Fireandplants / plant_gbif

This repository is for data and scripts related to plant species distribution across the globe using the Global Biodiversity Information Facility (GBIF) dataset.
4 stars 2 forks source link

fire evol project needs new gbif data #26

Closed dschwilk closed 7 years ago

dschwilk commented 7 years ago

I have time to run a new gbif extraction. If I have time, I'll make a new synonym table, if not I'll use the old lookup table but catch any new records. I'm downloading gbif plantae data (~180 million records) now.

dschwilk commented 7 years ago

This is almost complete. Steps accomplished:

  1. Download new gbif data dump (180 million records)
  2. Extract all names
  3. Fuzzy match against expanded Tank et al tree names
  4. Manually clean up fuzzy matches (all day today until just now :))
  5. Extract gbif occurrences based on new names list (running now)

Note that the new gbif data dump actually has fewer unique names (426,632 vs 448,585) although many more records. I'm not sure why. I am more confident in the fuzzy matching as I added a few data checking steps to avoid false matches. I've been a bit more conservative with fuzzy matching. We end up 48,767 matches of which 3,154 are fuzzy matches. This is fewer than the 65,366 we had before. So we'll see what happens to number of records. Fewer names is not necessarily a bad thing. We only have 27K canonical names, so most are synonyms and 3K are misspellings. Fewer names is most likely a consequence of gbif data being cleaned and names updated to accepted names in the last couple of years. Now, if we hit fewer occurrences then something is wrong.

dschwilk commented 7 years ago

DONE!

Total records scanned = 180344517 Total matches found = 107705783

@dmcglinn , I'll compress this file and get it to you somehow. Maybe dropbox? Other server?

dmcglinn commented 7 years ago

awesome great job!

On Thu, Apr 20, 2017 at 3:43 PM, Dylan Schwilk notifications@github.com wrote:

DONE!

Total records scanned = 180344517 Total matches found = 107705783

@dmcglinn https://github.com/dmcglinn , I'll compress this file and get it to you somehow. Maybe dropbox? Other server?

— You are receiving this because you were mentioned. Reply to this email directly, view it on GitHub https://github.com/Fireandplants/plant_gbif/issues/26#issuecomment-295876702, or mute the thread https://github.com/notifications/unsubscribe-auth/ABIp7XRa7bu6f_JXDmXD9r4mrQs3EdK_ks5rx7V_gaJpZM4NCJkT .
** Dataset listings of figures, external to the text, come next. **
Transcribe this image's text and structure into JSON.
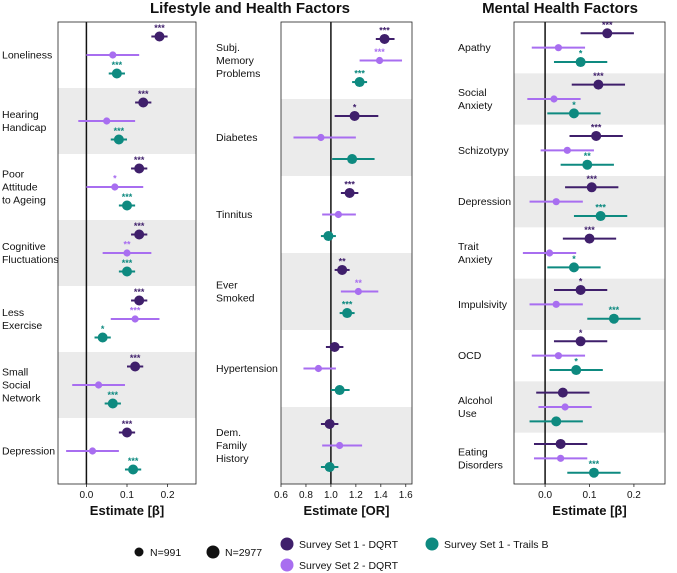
{
  "colors": {
    "ss1_dqrt": "#3f1f6b",
    "ss2_dqrt": "#a86ef0",
    "ss1_trails": "#0e8a80",
    "band": "#ebebeb"
  },
  "legend": {
    "size_small": "N=991",
    "size_large": "N=2977",
    "ss1_dqrt": "Survey Set 1 - DQRT",
    "ss2_dqrt": "Survey Set 2 - DQRT",
    "ss1_trails": "Survey Set 1 - Trails B"
  },
  "chart_data": [
    {
      "type": "forest",
      "title": "Lifestyle and Health Factors",
      "xlabel": "Estimate [β]",
      "xlim": [
        -0.07,
        0.27
      ],
      "ref": 0,
      "ticks": [
        0,
        0.1,
        0.2
      ],
      "tick_labels": [
        "0.0",
        "0.1",
        "0.2"
      ],
      "categories": [
        {
          "label": "Loneliness",
          "rows": [
            {
              "series": "ss1_dqrt",
              "est": 0.18,
              "lo": 0.16,
              "hi": 0.2,
              "stars": "***"
            },
            {
              "series": "ss2_dqrt",
              "est": 0.065,
              "lo": 0.0,
              "hi": 0.13,
              "stars": ""
            },
            {
              "series": "ss1_trails",
              "est": 0.075,
              "lo": 0.055,
              "hi": 0.095,
              "stars": "***"
            }
          ]
        },
        {
          "label": "Hearing Handicap",
          "rows": [
            {
              "series": "ss1_dqrt",
              "est": 0.14,
              "lo": 0.12,
              "hi": 0.16,
              "stars": "***"
            },
            {
              "series": "ss2_dqrt",
              "est": 0.05,
              "lo": -0.02,
              "hi": 0.12,
              "stars": ""
            },
            {
              "series": "ss1_trails",
              "est": 0.08,
              "lo": 0.06,
              "hi": 0.1,
              "stars": "***"
            }
          ]
        },
        {
          "label": "Poor Attitude to Ageing",
          "rows": [
            {
              "series": "ss1_dqrt",
              "est": 0.13,
              "lo": 0.11,
              "hi": 0.15,
              "stars": "***"
            },
            {
              "series": "ss2_dqrt",
              "est": 0.07,
              "lo": 0.0,
              "hi": 0.14,
              "stars": "*"
            },
            {
              "series": "ss1_trails",
              "est": 0.1,
              "lo": 0.08,
              "hi": 0.12,
              "stars": "***"
            }
          ]
        },
        {
          "label": "Cognitive Fluctuations",
          "rows": [
            {
              "series": "ss1_dqrt",
              "est": 0.13,
              "lo": 0.11,
              "hi": 0.15,
              "stars": "***"
            },
            {
              "series": "ss2_dqrt",
              "est": 0.1,
              "lo": 0.04,
              "hi": 0.16,
              "stars": "**"
            },
            {
              "series": "ss1_trails",
              "est": 0.1,
              "lo": 0.08,
              "hi": 0.12,
              "stars": "***"
            }
          ]
        },
        {
          "label": "Less Exercise",
          "rows": [
            {
              "series": "ss1_dqrt",
              "est": 0.13,
              "lo": 0.11,
              "hi": 0.15,
              "stars": "***"
            },
            {
              "series": "ss2_dqrt",
              "est": 0.12,
              "lo": 0.06,
              "hi": 0.18,
              "stars": "***"
            },
            {
              "series": "ss1_trails",
              "est": 0.04,
              "lo": 0.02,
              "hi": 0.06,
              "stars": "*"
            }
          ]
        },
        {
          "label": "Small Social Network",
          "rows": [
            {
              "series": "ss1_dqrt",
              "est": 0.12,
              "lo": 0.1,
              "hi": 0.14,
              "stars": "***"
            },
            {
              "series": "ss2_dqrt",
              "est": 0.03,
              "lo": -0.035,
              "hi": 0.095,
              "stars": ""
            },
            {
              "series": "ss1_trails",
              "est": 0.065,
              "lo": 0.045,
              "hi": 0.085,
              "stars": "***"
            }
          ]
        },
        {
          "label": "Depression",
          "rows": [
            {
              "series": "ss1_dqrt",
              "est": 0.1,
              "lo": 0.08,
              "hi": 0.12,
              "stars": "***"
            },
            {
              "series": "ss2_dqrt",
              "est": 0.015,
              "lo": -0.05,
              "hi": 0.08,
              "stars": ""
            },
            {
              "series": "ss1_trails",
              "est": 0.115,
              "lo": 0.095,
              "hi": 0.135,
              "stars": "***"
            }
          ]
        }
      ]
    },
    {
      "type": "forest",
      "title": "",
      "xlabel": "Estimate [OR]",
      "xlim": [
        0.6,
        1.65
      ],
      "ref": 1.0,
      "ticks": [
        0.6,
        0.8,
        1.0,
        1.2,
        1.4,
        1.6
      ],
      "tick_labels": [
        "0.6",
        "0.8",
        "1.0",
        "1.2",
        "1.4",
        "1.6"
      ],
      "categories": [
        {
          "label": "Subj. Memory Problems",
          "rows": [
            {
              "series": "ss1_dqrt",
              "est": 1.43,
              "lo": 1.36,
              "hi": 1.51,
              "stars": "***"
            },
            {
              "series": "ss2_dqrt",
              "est": 1.39,
              "lo": 1.23,
              "hi": 1.57,
              "stars": "***"
            },
            {
              "series": "ss1_trails",
              "est": 1.23,
              "lo": 1.17,
              "hi": 1.29,
              "stars": "***"
            }
          ]
        },
        {
          "label": "Diabetes",
          "rows": [
            {
              "series": "ss1_dqrt",
              "est": 1.19,
              "lo": 1.03,
              "hi": 1.38,
              "stars": "*"
            },
            {
              "series": "ss2_dqrt",
              "est": 0.92,
              "lo": 0.7,
              "hi": 1.2,
              "stars": ""
            },
            {
              "series": "ss1_trails",
              "est": 1.17,
              "lo": 1.01,
              "hi": 1.35,
              "stars": ""
            }
          ]
        },
        {
          "label": "Tinnitus",
          "rows": [
            {
              "series": "ss1_dqrt",
              "est": 1.15,
              "lo": 1.08,
              "hi": 1.22,
              "stars": "***"
            },
            {
              "series": "ss2_dqrt",
              "est": 1.06,
              "lo": 0.93,
              "hi": 1.2,
              "stars": ""
            },
            {
              "series": "ss1_trails",
              "est": 0.98,
              "lo": 0.92,
              "hi": 1.04,
              "stars": ""
            }
          ]
        },
        {
          "label": "Ever Smoked",
          "rows": [
            {
              "series": "ss1_dqrt",
              "est": 1.09,
              "lo": 1.03,
              "hi": 1.15,
              "stars": "**"
            },
            {
              "series": "ss2_dqrt",
              "est": 1.22,
              "lo": 1.08,
              "hi": 1.38,
              "stars": "**"
            },
            {
              "series": "ss1_trails",
              "est": 1.13,
              "lo": 1.07,
              "hi": 1.19,
              "stars": "***"
            }
          ]
        },
        {
          "label": "Hypertension",
          "rows": [
            {
              "series": "ss1_dqrt",
              "est": 1.03,
              "lo": 0.96,
              "hi": 1.1,
              "stars": ""
            },
            {
              "series": "ss2_dqrt",
              "est": 0.9,
              "lo": 0.78,
              "hi": 1.04,
              "stars": ""
            },
            {
              "series": "ss1_trails",
              "est": 1.07,
              "lo": 1.0,
              "hi": 1.15,
              "stars": ""
            }
          ]
        },
        {
          "label": "Dem. Family History",
          "rows": [
            {
              "series": "ss1_dqrt",
              "est": 0.99,
              "lo": 0.92,
              "hi": 1.06,
              "stars": ""
            },
            {
              "series": "ss2_dqrt",
              "est": 1.07,
              "lo": 0.93,
              "hi": 1.25,
              "stars": ""
            },
            {
              "series": "ss1_trails",
              "est": 0.99,
              "lo": 0.92,
              "hi": 1.06,
              "stars": ""
            }
          ]
        }
      ]
    },
    {
      "type": "forest",
      "title": "Mental Health Factors",
      "xlabel": "Estimate [β]",
      "xlim": [
        -0.07,
        0.27
      ],
      "ref": 0,
      "ticks": [
        0,
        0.1,
        0.2
      ],
      "tick_labels": [
        "0.0",
        "0.1",
        "0.2"
      ],
      "categories": [
        {
          "label": "Apathy",
          "rows": [
            {
              "series": "ss1_dqrt",
              "est": 0.14,
              "lo": 0.08,
              "hi": 0.2,
              "stars": "***"
            },
            {
              "series": "ss2_dqrt",
              "est": 0.03,
              "lo": -0.03,
              "hi": 0.09,
              "stars": ""
            },
            {
              "series": "ss1_trails",
              "est": 0.08,
              "lo": 0.02,
              "hi": 0.14,
              "stars": "*"
            }
          ]
        },
        {
          "label": "Social Anxiety",
          "rows": [
            {
              "series": "ss1_dqrt",
              "est": 0.12,
              "lo": 0.06,
              "hi": 0.18,
              "stars": "***"
            },
            {
              "series": "ss2_dqrt",
              "est": 0.02,
              "lo": -0.04,
              "hi": 0.08,
              "stars": ""
            },
            {
              "series": "ss1_trails",
              "est": 0.065,
              "lo": 0.005,
              "hi": 0.125,
              "stars": "*"
            }
          ]
        },
        {
          "label": "Schizotypy",
          "rows": [
            {
              "series": "ss1_dqrt",
              "est": 0.115,
              "lo": 0.055,
              "hi": 0.175,
              "stars": "***"
            },
            {
              "series": "ss2_dqrt",
              "est": 0.05,
              "lo": -0.01,
              "hi": 0.11,
              "stars": ""
            },
            {
              "series": "ss1_trails",
              "est": 0.095,
              "lo": 0.035,
              "hi": 0.155,
              "stars": "**"
            }
          ]
        },
        {
          "label": "Depression",
          "rows": [
            {
              "series": "ss1_dqrt",
              "est": 0.105,
              "lo": 0.045,
              "hi": 0.165,
              "stars": "***"
            },
            {
              "series": "ss2_dqrt",
              "est": 0.025,
              "lo": -0.035,
              "hi": 0.085,
              "stars": ""
            },
            {
              "series": "ss1_trails",
              "est": 0.125,
              "lo": 0.065,
              "hi": 0.185,
              "stars": "***"
            }
          ]
        },
        {
          "label": "Trait Anxiety",
          "rows": [
            {
              "series": "ss1_dqrt",
              "est": 0.1,
              "lo": 0.04,
              "hi": 0.16,
              "stars": "***"
            },
            {
              "series": "ss2_dqrt",
              "est": 0.01,
              "lo": -0.05,
              "hi": 0.07,
              "stars": ""
            },
            {
              "series": "ss1_trails",
              "est": 0.065,
              "lo": 0.005,
              "hi": 0.125,
              "stars": "*"
            }
          ]
        },
        {
          "label": "Impulsivity",
          "rows": [
            {
              "series": "ss1_dqrt",
              "est": 0.08,
              "lo": 0.02,
              "hi": 0.14,
              "stars": "*"
            },
            {
              "series": "ss2_dqrt",
              "est": 0.025,
              "lo": -0.035,
              "hi": 0.085,
              "stars": ""
            },
            {
              "series": "ss1_trails",
              "est": 0.155,
              "lo": 0.095,
              "hi": 0.215,
              "stars": "***"
            }
          ]
        },
        {
          "label": "OCD",
          "rows": [
            {
              "series": "ss1_dqrt",
              "est": 0.08,
              "lo": 0.02,
              "hi": 0.14,
              "stars": "*"
            },
            {
              "series": "ss2_dqrt",
              "est": 0.03,
              "lo": -0.03,
              "hi": 0.09,
              "stars": ""
            },
            {
              "series": "ss1_trails",
              "est": 0.07,
              "lo": 0.01,
              "hi": 0.13,
              "stars": "*"
            }
          ]
        },
        {
          "label": "Alcohol Use",
          "rows": [
            {
              "series": "ss1_dqrt",
              "est": 0.04,
              "lo": -0.02,
              "hi": 0.1,
              "stars": ""
            },
            {
              "series": "ss2_dqrt",
              "est": 0.045,
              "lo": -0.015,
              "hi": 0.105,
              "stars": ""
            },
            {
              "series": "ss1_trails",
              "est": 0.025,
              "lo": -0.035,
              "hi": 0.085,
              "stars": ""
            }
          ]
        },
        {
          "label": "Eating Disorders",
          "rows": [
            {
              "series": "ss1_dqrt",
              "est": 0.035,
              "lo": -0.025,
              "hi": 0.095,
              "stars": ""
            },
            {
              "series": "ss2_dqrt",
              "est": 0.035,
              "lo": -0.025,
              "hi": 0.095,
              "stars": ""
            },
            {
              "series": "ss1_trails",
              "est": 0.11,
              "lo": 0.05,
              "hi": 0.17,
              "stars": "***"
            }
          ]
        }
      ]
    }
  ]
}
-- Daniel J. McGlinn, PhD Assistant Professor College of Charleston Department of Biology Harbor Walk West, rm 203 360 Concord Street Charleston, SC 29401 http://mcglinn.web.unc.edu/ office: 843-953-0190 cell: 405-612-1780

dschwilk commented 7 years ago

Done. Now these data can be cleaned according to revised cleaning steps (#22).